One Million two hundred thousand men, ready to fight. Today we begin by reading 2 Chronicles 13-17.
We will talk about soldiers, salt serenity, and salvation.
Soldiers
The size of this battle is staggering. The current US Active Duty Military, as of September 203, with all branches combined, has one million two hundred and ninety thousand active members.
Therefore, this one battle was almost equal to our entire armed forces.
In those days, men approached each other with swords, spears, and bows and arrows. They help shields, but as we have seen depicted in movies, a battlefield was a bloodbath.
Now scale that up and imagine the amount of blood flowing from a battle of this magnitude.
Abijah, though not devout, worshiped the God of Israel. He would only reign for three years.
On the other side, with twice the personnel, was Jeroboam. He had driven out the Levites and replaced them with his own priests. This made him an idolater, and God was against him.
Abijah knew this and trusted in God for deliverance.
Salt
He reminds Jeroboam that God has “a covenant of salt” with the family of David.
Salt is a preservative. They used salt to prepare the sacrifices they offered God.
They considered a “covenant of salt” a permanent, sacred, unbreakable agreement. Because of it, Abijah was not worried that the odds against him were two to one.
He knows that “God is with us; He is our leader” (see 2 Chron 13:12).
This was correct, as verse 13:16 says, “God delivered them in their hands.” (NIV)
Over five hundred thousand casualties happen in this one battle (see v17). The sorrow had to have been oppressive.
Serenity
Among the dead was Jeroboam, the evil king (v20).
As often happens, a cataclysmic moment precedes peace. The storm before the calm. The tipping point.

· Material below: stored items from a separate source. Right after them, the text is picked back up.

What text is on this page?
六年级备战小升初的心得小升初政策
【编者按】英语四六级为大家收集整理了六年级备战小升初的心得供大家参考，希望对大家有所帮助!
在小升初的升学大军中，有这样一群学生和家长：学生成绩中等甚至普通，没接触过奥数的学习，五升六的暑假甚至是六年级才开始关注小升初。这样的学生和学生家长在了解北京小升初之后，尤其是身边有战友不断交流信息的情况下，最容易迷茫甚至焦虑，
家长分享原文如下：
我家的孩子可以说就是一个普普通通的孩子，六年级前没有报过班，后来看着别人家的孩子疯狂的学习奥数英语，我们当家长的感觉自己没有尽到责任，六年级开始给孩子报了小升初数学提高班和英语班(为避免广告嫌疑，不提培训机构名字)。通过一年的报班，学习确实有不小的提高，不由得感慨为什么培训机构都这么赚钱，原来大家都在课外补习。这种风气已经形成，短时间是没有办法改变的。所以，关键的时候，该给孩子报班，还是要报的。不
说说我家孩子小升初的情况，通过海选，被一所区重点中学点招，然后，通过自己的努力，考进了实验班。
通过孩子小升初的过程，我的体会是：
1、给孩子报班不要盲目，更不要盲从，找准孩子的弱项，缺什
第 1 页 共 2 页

Just a few verses later, in 14:1, Abijah dies too.
Asa, his son, follows him. Historians consider him a great king.
First, he removed the foreign altars and high places (v14:2).
Then, he commanded Judah to seek the Lord (v14:3).
Because of this, there is a rare event: the country was at peace for ten years (v14:1).
By driving out foreign idols and returning to God, they had lasting peace. God favored them and gave them rest (v14:6). This enabled them to prosper.
They built up the towns and fortified their walls. The troops continued their training and improved their weapons’ supply.
But the Spirit of God was with them. It came on their prophet, Azariah, son of Obed, who went to meet Aza. His name means, “Yahweh has helped”.
He tells Asa, “The Lord is with you when you are with Him. If you seek Him, you will find him. But, if you forsake Him, He will forsake you (v15:2).”
This is what we must take from this storyline.
Salvation
Christian principles formed America. All thirteen of the colonies which formed the United States required their governors to be religious, with nine specifying they must believe in Jesus.
When we were with God, He was with us. He blessed us beyond measure. Our nation prospered.
We would seek Him, and we would find Him. God does not hide from people. He wants His children to be around Him always.
But God warned Asa, just as He had warned Israel under Jeroboam. If Judah were to forsake God, He would forsake them.
We have been forsaking God in our country since the middle of the 1960s. People have removed him from our schools, our courts, and even our public consciousness.
Before we found our home in our current church, we attended services at four others. We left without hearing about Jesus. That is why we didn’t return. If they removed Jesus from their message, they weren’t His church. Ours either.
Asa drove out all the idols, even the one his grandmother made (v15:16).
Because they sought God, they found Him. And “There was no more war until the thirty-fifth year of Asa’s reign.” (2 Chron 2:19, NIV)
Sin
Then Asa messes up. He seeks help from Aram instead of God.
We do this today. We know who God is and how He is helping us. But we want something we know is outside of His will for us.
So we seek it through another means.
Illness comes to Asa, and instead of seeking help from God, he looks for other cures. He looked for the physicians to treat him instead of repenting and letting God heal him.
From that point on, they were always at war.
Opportunity only presents itself for small windows of time. We seize them, or we lose them.
Time is short. We must not continue to forsake Him.
Repent now and seek God. He is waiting for you to come home.